Precipitation is a key factor for the mechanical properties of material at high temperature application. It is important to study the formation and stability of precipitates in order to optimize the material properties. In this article, the author presents the preliminary results of the microstructure including precipitates formation in Fe-24Cr-2Si-0.8Mn (wt%) super ferritic stainless steel. Both the X-ray and the HRPD neutron diffraction pattern characterizations showed the first four characteristic reflections intensity with Miller indices corresponding to the (110), (200), (211), (220) diffraction planes that are typical for diffracting plan ( hkl ) of bcc system. The Scanning Transmission Electron Microscopy (STEM)-High Angle Angular Dark Field (HAADF) images and semi-quantitative Energy-Dispersive X-ray Spectroscopy (EDS) revealed the presence of chromium-carbide and chromium rich precipitates in rod-like shape with the size of about 700 nm in length and 250 nm in width.

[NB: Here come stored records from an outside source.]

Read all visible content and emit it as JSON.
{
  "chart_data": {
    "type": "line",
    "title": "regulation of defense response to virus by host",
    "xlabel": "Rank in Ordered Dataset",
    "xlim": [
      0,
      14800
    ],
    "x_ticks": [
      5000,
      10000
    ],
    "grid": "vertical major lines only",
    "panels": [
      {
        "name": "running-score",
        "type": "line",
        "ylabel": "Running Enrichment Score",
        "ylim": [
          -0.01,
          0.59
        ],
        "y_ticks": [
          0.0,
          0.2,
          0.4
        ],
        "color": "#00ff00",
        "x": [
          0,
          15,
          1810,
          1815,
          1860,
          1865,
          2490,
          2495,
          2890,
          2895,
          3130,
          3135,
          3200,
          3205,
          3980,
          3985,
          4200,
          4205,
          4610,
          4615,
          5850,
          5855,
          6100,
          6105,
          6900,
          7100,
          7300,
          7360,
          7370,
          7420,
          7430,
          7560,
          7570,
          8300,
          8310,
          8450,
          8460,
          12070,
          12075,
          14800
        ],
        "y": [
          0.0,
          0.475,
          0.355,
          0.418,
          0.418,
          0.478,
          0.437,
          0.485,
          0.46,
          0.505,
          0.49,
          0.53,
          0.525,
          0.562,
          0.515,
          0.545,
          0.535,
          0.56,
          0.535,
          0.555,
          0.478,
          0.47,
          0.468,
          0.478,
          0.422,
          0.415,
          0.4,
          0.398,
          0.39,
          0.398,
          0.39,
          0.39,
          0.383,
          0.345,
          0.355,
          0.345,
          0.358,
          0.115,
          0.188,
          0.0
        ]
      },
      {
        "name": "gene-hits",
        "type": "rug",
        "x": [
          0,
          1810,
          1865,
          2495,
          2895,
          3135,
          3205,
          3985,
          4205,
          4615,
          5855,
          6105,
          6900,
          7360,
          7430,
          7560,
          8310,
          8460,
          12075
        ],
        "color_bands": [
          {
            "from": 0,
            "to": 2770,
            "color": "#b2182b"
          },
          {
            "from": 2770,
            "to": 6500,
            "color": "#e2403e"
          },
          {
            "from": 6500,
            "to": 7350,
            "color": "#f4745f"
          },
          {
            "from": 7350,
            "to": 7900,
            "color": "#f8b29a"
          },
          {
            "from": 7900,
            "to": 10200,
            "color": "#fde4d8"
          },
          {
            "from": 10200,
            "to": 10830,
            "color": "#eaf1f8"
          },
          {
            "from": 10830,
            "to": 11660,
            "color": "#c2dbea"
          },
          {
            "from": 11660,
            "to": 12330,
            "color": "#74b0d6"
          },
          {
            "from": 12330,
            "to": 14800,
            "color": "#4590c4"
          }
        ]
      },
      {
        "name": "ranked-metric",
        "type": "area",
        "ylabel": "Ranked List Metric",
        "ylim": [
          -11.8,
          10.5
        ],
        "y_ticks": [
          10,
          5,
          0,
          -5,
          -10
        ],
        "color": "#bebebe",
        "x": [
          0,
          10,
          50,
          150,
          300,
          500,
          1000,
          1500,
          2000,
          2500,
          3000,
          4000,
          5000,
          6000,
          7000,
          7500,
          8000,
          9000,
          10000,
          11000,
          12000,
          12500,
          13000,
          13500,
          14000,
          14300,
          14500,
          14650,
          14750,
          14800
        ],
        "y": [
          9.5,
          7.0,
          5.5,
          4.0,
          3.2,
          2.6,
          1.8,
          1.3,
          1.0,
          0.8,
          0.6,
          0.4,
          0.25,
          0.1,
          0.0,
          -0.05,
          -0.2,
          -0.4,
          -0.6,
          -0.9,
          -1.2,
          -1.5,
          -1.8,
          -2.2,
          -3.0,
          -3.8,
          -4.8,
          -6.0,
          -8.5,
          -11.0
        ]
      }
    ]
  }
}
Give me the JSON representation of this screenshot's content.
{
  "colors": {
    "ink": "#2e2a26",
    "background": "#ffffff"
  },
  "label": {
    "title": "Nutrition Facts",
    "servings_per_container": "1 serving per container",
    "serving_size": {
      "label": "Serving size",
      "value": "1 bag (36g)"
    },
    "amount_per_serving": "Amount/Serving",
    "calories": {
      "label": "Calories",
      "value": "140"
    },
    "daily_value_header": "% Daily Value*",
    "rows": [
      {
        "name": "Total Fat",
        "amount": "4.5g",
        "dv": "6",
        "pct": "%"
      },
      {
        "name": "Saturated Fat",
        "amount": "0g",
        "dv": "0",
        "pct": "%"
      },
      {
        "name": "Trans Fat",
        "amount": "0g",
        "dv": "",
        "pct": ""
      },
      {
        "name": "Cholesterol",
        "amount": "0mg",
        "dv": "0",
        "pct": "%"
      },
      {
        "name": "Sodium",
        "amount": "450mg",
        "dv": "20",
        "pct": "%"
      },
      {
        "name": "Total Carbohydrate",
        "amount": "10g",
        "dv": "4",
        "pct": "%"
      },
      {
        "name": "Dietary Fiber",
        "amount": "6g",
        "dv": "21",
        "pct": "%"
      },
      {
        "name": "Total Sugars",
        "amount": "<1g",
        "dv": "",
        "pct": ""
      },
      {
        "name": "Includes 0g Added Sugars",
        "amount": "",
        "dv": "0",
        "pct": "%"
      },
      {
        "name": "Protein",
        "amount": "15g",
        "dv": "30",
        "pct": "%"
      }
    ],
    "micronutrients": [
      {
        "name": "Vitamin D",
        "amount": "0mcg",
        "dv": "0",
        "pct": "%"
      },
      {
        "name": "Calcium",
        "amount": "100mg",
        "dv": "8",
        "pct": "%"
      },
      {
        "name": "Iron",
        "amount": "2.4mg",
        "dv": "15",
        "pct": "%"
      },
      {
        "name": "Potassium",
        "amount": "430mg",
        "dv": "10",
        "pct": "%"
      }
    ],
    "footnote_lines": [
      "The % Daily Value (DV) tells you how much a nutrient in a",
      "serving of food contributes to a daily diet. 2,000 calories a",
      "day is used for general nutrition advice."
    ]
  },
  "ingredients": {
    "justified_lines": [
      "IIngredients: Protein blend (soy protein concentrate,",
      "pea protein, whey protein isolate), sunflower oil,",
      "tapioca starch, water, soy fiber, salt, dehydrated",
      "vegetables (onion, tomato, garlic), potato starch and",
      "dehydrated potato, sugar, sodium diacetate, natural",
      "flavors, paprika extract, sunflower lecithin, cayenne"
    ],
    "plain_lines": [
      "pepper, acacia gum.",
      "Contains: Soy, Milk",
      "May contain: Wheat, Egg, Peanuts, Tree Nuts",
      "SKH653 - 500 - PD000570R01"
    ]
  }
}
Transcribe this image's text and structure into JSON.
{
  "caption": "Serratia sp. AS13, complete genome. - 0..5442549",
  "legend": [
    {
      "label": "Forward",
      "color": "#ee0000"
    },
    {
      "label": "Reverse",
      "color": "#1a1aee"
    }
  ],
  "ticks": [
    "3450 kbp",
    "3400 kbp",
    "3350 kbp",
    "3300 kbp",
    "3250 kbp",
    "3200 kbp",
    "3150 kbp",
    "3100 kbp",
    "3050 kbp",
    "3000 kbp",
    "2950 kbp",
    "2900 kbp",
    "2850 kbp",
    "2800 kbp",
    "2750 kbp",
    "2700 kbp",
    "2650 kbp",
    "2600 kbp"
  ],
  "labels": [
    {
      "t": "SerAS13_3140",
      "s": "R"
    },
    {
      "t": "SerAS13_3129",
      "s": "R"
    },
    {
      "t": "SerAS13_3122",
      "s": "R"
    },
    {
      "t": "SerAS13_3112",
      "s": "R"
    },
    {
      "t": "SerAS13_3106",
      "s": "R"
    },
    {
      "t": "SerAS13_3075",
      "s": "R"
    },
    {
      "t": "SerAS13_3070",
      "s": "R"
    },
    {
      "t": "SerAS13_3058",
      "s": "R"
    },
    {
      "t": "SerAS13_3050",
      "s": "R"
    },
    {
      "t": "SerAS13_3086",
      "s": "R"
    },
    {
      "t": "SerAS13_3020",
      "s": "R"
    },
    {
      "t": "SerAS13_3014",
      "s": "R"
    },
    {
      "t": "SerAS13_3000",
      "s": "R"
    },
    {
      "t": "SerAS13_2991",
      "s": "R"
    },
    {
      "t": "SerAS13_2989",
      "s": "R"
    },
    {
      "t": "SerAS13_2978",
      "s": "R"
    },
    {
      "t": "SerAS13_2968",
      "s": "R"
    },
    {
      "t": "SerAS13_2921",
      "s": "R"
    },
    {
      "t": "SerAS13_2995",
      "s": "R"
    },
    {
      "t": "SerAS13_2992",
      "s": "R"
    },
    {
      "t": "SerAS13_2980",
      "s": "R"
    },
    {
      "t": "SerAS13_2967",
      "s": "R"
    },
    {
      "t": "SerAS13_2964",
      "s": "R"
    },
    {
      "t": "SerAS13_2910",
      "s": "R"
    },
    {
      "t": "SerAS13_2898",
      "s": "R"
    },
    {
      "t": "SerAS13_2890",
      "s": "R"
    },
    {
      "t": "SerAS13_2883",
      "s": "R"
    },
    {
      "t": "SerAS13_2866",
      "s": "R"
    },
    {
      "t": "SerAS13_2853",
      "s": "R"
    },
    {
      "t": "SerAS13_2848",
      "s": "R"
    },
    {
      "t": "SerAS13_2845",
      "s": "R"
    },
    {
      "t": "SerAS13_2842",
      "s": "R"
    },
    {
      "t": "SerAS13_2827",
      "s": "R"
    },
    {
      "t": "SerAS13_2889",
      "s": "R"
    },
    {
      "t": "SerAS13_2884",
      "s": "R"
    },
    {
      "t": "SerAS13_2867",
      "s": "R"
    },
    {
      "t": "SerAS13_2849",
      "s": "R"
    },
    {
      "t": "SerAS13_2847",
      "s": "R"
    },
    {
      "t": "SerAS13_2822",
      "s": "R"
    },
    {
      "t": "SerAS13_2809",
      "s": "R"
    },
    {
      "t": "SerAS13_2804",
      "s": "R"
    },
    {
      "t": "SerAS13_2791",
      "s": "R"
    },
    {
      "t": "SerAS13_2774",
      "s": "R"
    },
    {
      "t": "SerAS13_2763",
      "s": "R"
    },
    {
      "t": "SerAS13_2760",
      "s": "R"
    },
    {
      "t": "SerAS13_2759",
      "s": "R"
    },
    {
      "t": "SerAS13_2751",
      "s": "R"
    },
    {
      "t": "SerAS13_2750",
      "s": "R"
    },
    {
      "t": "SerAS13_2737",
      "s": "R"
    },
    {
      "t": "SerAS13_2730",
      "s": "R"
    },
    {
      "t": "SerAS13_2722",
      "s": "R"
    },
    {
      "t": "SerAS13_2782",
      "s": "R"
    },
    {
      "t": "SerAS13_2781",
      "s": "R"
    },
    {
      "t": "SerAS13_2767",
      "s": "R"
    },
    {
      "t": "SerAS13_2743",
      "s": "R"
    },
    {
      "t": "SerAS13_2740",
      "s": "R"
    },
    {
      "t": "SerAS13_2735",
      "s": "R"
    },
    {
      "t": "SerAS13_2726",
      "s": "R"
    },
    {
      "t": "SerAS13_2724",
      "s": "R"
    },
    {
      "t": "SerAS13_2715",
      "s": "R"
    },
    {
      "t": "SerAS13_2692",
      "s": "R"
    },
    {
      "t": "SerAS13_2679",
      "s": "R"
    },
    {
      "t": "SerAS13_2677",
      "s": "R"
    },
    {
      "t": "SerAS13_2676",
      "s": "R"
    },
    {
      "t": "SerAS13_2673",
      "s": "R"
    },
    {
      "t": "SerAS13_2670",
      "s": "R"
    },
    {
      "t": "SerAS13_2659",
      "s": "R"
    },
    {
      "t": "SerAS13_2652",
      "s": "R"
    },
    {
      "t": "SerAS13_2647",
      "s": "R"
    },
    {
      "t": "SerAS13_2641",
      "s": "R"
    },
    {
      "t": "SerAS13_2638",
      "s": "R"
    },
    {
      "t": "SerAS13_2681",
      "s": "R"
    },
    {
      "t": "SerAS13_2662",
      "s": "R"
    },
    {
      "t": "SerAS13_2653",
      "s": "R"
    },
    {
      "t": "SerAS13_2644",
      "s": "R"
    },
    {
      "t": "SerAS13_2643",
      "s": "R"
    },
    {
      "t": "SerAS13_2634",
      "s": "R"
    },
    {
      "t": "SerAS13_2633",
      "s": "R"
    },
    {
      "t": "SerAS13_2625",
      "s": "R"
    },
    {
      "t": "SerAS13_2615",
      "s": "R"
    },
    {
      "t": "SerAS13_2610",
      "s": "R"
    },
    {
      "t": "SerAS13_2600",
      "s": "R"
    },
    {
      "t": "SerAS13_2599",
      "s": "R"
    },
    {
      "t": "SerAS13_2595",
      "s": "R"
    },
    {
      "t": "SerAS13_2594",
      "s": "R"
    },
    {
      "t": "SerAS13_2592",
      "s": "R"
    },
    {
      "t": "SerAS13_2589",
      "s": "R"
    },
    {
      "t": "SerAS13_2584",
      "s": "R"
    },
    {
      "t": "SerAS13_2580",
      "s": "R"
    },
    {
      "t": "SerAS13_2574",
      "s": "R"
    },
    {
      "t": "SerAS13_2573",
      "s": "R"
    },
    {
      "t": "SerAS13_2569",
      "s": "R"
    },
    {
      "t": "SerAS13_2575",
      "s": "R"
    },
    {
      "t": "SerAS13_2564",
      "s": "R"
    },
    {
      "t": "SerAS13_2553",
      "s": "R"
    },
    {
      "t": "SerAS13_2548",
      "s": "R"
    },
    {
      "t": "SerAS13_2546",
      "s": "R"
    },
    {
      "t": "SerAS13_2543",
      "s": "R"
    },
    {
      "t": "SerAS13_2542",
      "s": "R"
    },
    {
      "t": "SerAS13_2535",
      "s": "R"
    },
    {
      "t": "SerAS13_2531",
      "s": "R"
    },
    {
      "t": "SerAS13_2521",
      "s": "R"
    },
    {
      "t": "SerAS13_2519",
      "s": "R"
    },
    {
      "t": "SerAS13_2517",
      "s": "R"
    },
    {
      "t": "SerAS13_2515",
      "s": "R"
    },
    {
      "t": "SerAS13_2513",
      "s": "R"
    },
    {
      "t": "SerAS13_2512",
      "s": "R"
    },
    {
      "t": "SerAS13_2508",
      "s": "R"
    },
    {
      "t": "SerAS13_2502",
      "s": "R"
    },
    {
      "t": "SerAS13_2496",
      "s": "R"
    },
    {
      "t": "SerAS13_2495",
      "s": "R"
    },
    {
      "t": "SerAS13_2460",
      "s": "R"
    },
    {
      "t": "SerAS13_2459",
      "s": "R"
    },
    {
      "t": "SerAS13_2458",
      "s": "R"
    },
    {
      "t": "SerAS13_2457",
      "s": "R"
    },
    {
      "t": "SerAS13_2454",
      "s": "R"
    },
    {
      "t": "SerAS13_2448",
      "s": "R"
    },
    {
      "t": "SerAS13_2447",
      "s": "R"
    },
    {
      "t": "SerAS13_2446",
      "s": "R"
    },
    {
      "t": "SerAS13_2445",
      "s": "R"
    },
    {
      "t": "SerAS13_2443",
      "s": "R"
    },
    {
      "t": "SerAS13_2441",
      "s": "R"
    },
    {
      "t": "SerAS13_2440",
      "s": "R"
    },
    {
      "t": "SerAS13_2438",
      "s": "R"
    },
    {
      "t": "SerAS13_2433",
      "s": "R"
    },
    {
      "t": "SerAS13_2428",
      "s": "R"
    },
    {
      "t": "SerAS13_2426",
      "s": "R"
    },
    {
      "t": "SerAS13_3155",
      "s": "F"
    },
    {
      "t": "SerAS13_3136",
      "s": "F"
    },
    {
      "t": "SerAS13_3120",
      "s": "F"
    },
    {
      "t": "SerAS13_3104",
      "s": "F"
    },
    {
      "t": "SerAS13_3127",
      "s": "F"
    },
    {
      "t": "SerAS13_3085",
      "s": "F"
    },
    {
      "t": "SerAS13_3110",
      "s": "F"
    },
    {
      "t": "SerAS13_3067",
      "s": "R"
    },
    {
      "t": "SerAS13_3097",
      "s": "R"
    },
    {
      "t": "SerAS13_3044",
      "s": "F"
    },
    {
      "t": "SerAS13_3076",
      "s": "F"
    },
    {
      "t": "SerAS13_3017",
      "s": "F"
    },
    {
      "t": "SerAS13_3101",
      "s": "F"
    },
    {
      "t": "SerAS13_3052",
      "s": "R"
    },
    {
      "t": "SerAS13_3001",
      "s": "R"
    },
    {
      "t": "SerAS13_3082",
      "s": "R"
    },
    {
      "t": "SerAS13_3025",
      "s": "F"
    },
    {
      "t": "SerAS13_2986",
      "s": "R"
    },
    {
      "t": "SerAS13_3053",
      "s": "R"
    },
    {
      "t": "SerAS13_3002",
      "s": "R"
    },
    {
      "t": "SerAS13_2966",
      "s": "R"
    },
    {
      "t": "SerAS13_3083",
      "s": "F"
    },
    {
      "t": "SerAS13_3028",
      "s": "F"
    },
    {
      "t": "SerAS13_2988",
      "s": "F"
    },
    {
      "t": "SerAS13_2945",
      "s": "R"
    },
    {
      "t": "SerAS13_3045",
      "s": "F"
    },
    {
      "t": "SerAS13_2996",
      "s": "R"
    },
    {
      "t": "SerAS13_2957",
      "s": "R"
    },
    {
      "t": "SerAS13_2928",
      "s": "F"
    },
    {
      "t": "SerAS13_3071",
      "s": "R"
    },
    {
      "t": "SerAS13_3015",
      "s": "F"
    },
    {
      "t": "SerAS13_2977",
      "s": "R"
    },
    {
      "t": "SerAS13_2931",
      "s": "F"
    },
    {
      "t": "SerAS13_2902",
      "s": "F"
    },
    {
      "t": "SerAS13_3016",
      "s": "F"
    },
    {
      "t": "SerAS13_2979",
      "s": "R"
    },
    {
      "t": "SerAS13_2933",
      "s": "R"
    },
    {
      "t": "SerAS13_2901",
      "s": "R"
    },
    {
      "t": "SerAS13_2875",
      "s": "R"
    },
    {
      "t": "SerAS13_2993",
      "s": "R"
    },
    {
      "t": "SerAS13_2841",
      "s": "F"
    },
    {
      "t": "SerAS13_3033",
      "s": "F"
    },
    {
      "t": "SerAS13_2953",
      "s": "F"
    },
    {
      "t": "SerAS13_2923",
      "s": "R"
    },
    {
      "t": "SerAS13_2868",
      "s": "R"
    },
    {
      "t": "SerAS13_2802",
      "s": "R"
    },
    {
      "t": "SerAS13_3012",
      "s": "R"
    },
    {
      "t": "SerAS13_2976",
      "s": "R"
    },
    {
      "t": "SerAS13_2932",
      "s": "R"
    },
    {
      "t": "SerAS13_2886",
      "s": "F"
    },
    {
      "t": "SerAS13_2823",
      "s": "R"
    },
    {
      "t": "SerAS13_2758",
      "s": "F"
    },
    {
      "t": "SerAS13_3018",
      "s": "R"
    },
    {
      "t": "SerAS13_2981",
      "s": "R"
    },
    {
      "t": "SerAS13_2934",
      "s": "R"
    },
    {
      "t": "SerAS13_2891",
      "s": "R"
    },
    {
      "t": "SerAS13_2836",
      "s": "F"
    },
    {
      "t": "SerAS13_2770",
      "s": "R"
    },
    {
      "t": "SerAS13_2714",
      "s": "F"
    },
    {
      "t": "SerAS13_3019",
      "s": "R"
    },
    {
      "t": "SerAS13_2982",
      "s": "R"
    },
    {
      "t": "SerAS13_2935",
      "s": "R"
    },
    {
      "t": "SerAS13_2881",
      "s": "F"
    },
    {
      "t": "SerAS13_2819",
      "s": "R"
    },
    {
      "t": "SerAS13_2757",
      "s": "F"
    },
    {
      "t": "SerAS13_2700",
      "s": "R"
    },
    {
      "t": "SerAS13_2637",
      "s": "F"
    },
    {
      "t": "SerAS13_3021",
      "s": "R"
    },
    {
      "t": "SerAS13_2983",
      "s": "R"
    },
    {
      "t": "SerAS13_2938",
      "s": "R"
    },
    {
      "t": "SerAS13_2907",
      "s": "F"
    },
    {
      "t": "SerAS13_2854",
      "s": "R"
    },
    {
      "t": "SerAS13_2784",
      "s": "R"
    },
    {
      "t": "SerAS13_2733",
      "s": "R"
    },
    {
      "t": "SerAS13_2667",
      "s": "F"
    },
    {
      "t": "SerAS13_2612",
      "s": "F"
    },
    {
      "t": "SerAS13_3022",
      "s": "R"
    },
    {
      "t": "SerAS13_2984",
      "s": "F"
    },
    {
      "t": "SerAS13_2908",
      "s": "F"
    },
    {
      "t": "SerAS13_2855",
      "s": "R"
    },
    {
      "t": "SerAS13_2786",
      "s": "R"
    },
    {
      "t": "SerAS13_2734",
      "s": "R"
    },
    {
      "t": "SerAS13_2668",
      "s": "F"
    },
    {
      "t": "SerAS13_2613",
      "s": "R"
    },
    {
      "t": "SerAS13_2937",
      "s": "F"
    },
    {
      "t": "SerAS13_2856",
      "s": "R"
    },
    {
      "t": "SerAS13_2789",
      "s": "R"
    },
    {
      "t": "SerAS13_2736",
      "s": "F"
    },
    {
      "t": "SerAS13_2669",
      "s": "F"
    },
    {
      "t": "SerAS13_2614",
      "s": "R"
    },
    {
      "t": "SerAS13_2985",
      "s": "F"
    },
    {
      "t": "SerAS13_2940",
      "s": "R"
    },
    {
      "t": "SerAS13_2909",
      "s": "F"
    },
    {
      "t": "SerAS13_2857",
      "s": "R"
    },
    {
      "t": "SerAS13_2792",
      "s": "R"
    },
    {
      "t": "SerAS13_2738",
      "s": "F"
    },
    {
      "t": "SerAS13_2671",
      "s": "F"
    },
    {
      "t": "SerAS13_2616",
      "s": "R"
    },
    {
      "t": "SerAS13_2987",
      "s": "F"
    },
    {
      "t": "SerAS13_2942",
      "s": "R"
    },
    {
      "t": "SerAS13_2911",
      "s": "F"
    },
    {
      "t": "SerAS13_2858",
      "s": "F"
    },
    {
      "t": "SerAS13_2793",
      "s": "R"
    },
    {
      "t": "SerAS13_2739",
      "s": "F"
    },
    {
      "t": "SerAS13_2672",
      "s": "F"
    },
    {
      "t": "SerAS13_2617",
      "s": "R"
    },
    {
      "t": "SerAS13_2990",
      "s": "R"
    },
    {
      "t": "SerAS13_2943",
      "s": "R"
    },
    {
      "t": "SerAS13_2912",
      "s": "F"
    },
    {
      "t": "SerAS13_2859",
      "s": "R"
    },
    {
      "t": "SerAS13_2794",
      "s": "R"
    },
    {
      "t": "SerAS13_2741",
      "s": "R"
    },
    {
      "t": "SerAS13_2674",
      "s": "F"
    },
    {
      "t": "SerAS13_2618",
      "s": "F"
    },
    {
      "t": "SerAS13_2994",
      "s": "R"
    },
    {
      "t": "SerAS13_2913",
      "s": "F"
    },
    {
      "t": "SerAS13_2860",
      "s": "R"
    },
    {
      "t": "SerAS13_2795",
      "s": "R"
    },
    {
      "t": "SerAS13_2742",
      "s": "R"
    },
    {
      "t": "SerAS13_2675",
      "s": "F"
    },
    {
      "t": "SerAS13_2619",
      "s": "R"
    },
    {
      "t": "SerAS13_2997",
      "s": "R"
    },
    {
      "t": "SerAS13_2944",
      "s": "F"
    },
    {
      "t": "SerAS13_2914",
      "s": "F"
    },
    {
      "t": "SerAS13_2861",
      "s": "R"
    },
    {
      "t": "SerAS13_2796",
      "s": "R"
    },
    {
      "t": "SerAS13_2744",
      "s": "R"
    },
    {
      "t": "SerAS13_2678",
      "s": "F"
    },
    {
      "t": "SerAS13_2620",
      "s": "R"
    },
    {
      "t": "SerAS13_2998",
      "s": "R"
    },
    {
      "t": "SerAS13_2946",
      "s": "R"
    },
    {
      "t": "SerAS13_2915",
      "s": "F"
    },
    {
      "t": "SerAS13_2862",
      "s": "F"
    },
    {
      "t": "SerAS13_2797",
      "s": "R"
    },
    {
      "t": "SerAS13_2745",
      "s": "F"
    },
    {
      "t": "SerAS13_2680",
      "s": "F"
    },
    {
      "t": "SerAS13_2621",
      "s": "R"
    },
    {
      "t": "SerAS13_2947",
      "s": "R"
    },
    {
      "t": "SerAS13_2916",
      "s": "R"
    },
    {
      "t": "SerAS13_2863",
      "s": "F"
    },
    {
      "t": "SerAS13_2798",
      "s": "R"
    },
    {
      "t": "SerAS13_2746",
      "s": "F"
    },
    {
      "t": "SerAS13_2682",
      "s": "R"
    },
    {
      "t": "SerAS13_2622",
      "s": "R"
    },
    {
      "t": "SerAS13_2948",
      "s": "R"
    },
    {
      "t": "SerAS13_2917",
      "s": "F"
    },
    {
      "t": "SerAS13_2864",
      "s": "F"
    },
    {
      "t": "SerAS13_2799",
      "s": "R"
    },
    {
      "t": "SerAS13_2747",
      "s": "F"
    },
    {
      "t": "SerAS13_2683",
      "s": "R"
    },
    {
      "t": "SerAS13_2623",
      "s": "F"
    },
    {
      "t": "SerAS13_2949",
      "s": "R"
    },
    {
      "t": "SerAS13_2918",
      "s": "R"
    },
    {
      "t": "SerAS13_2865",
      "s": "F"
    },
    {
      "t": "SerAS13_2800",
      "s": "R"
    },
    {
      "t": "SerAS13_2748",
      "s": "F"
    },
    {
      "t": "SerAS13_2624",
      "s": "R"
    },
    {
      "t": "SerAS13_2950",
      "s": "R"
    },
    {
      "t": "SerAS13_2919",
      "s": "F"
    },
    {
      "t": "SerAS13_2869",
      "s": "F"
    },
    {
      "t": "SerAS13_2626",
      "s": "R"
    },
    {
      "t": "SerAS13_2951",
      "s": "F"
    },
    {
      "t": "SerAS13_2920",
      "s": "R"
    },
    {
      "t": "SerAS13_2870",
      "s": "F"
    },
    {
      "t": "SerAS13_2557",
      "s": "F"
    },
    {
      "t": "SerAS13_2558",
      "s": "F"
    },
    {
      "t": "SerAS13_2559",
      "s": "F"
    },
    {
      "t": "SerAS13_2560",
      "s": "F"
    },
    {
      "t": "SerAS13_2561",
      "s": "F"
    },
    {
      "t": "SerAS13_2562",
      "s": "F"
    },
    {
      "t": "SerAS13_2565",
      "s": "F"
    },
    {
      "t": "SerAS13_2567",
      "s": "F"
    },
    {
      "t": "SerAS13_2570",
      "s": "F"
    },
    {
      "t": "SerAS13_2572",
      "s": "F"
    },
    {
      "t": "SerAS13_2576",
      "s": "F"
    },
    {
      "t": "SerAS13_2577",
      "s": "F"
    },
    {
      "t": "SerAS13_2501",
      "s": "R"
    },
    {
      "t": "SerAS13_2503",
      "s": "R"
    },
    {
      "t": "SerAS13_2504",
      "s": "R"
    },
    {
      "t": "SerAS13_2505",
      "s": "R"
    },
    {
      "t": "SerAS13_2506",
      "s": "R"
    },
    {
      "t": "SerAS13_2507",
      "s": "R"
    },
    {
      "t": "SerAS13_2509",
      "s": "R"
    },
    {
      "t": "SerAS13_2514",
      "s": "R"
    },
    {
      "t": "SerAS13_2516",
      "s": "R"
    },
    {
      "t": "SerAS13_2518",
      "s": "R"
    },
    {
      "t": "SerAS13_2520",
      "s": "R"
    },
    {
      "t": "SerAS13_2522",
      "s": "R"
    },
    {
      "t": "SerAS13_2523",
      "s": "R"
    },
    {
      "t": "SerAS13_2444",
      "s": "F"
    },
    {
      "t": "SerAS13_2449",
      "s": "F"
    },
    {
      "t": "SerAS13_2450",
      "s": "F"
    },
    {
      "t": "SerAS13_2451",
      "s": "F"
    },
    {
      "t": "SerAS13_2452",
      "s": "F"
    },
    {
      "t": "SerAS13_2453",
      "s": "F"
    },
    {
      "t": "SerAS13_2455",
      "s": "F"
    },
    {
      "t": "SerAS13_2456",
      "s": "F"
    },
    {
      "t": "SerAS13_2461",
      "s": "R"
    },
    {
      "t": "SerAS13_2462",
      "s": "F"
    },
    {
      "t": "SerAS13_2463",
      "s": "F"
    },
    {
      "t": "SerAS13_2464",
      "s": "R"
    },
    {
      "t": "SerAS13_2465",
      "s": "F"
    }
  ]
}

EDX semi-quantification results showed that the precipitate in the ferritic sample typically consists of 55.04 wt%C, 0.78 wt%Si, 35.42 wt%Cr, 0.68 wt%Mn, and 8.37 wt%Fe. Moreover, Selected Area Electron Diffraction (SAED) analysis revealed (Fe,Cr)7C3 as one of the chromium-carbide formed as precipitates. Finally, HRTEM images showed atomic structure of matrix and precipitates at dendrite boundaries at atomic level.